▎ 摘　　要

A homogeneous and stable water dispersion of graphene nanosheets (GNS) was prepared through a non-covalent functionalization technique by ultrasonic processing of GNS in the presence of poly(sodium 4-styrenesulfonate) (PSS) as the modifier. The dispersion was then used to compound with poly(epsilon-caprolactone) (PCL) through solution coagulation to fabricate PCL/GNS nanocomposites. Scanning and transmission electron microscope observations indicated that PSS modified GNS dispersed uniformly in and showed strong interfacial adhesion with the PCL matrix when the loading of GNS was not more than 0.5 wt%. While when the loading of GNS increased to 1.0 wt%, aggregation morphology of the GNS in the PCL matrix was detected.
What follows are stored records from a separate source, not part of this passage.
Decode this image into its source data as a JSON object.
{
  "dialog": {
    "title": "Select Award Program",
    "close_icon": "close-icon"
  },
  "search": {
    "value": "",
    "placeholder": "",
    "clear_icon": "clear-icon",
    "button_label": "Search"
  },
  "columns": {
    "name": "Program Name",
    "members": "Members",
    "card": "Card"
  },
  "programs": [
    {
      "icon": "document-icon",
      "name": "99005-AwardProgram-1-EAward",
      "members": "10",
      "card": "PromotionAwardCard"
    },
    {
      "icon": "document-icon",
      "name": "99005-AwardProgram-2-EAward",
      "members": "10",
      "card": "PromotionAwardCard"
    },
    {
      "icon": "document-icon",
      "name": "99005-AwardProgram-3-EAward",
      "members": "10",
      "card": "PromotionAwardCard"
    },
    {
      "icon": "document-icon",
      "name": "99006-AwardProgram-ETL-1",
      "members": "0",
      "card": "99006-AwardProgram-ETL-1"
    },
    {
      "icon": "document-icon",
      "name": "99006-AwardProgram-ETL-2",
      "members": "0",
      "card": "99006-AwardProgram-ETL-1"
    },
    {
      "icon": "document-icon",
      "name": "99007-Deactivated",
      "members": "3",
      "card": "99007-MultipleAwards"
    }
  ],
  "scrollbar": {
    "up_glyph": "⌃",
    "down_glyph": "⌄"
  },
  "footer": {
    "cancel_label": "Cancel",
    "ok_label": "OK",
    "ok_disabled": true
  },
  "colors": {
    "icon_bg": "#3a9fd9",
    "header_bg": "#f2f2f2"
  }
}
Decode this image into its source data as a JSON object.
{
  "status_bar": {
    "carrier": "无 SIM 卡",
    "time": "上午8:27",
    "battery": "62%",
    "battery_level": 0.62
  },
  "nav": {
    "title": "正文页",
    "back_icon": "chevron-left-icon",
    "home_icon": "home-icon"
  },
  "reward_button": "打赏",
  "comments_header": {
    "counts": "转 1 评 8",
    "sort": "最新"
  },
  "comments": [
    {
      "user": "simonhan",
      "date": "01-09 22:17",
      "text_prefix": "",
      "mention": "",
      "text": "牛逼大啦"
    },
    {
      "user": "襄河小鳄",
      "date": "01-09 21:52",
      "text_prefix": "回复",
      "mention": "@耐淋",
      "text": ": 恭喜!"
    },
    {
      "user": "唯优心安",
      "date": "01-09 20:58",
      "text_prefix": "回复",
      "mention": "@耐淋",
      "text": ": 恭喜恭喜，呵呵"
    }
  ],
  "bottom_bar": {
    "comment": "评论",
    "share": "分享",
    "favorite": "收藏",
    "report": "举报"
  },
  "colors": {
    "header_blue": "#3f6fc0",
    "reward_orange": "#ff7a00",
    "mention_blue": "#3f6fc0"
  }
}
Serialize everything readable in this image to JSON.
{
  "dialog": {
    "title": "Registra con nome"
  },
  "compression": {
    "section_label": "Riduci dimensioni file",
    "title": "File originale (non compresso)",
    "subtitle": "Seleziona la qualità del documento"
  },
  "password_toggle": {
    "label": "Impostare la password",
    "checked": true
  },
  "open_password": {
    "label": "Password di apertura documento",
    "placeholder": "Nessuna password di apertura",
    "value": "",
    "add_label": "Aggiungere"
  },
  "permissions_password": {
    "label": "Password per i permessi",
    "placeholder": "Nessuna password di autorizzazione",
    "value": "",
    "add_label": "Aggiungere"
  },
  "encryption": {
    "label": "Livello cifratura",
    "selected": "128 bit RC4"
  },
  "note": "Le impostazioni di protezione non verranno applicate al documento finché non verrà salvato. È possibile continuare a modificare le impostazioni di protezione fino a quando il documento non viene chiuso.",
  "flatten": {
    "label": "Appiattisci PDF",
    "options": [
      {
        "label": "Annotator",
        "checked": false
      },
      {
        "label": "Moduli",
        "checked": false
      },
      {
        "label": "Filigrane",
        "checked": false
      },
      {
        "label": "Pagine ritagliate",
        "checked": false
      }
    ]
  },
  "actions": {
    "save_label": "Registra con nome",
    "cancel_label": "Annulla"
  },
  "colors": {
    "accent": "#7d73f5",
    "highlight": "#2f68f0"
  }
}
The crystallization temperature of PCL, as investigated using a differential scanning calorimeter, increased apparently by incorporation of PSS modified GNS. Investigation on isothermal crystallization kinetics of neat PCL and its composites indicated that the crystallization of PCL was accelerated considerably. Addition of only 0.05 wt% GNS caused a 5.8 times improvement in crystallization rate compared to neat PCL. The crystallization mechanism almost remained unchanged. The improvement in crystallization rate was ascribed to the enhanced nucleation density by incorporation of PSS modified GNS, as evidenced using a polarizing optical microscope (POM). Tensile tests showed that both the tensile strength and the Young's modulus of PCL were reinforced and increased gradually with increasing GNS loading within 0.5 wt%, meanwhile the elongation at break did not reduce but increased slightly. While when the loading of GNS increased to 1.0 wt%, the tensile strength and elongation at break reduced considerably due to the aggregation of GNS with increasing loading. Dynamic mechanical analysis indicated that the storage modulus of PCL was reinforced in the full temperature range by incorporation of PSS modified GNS.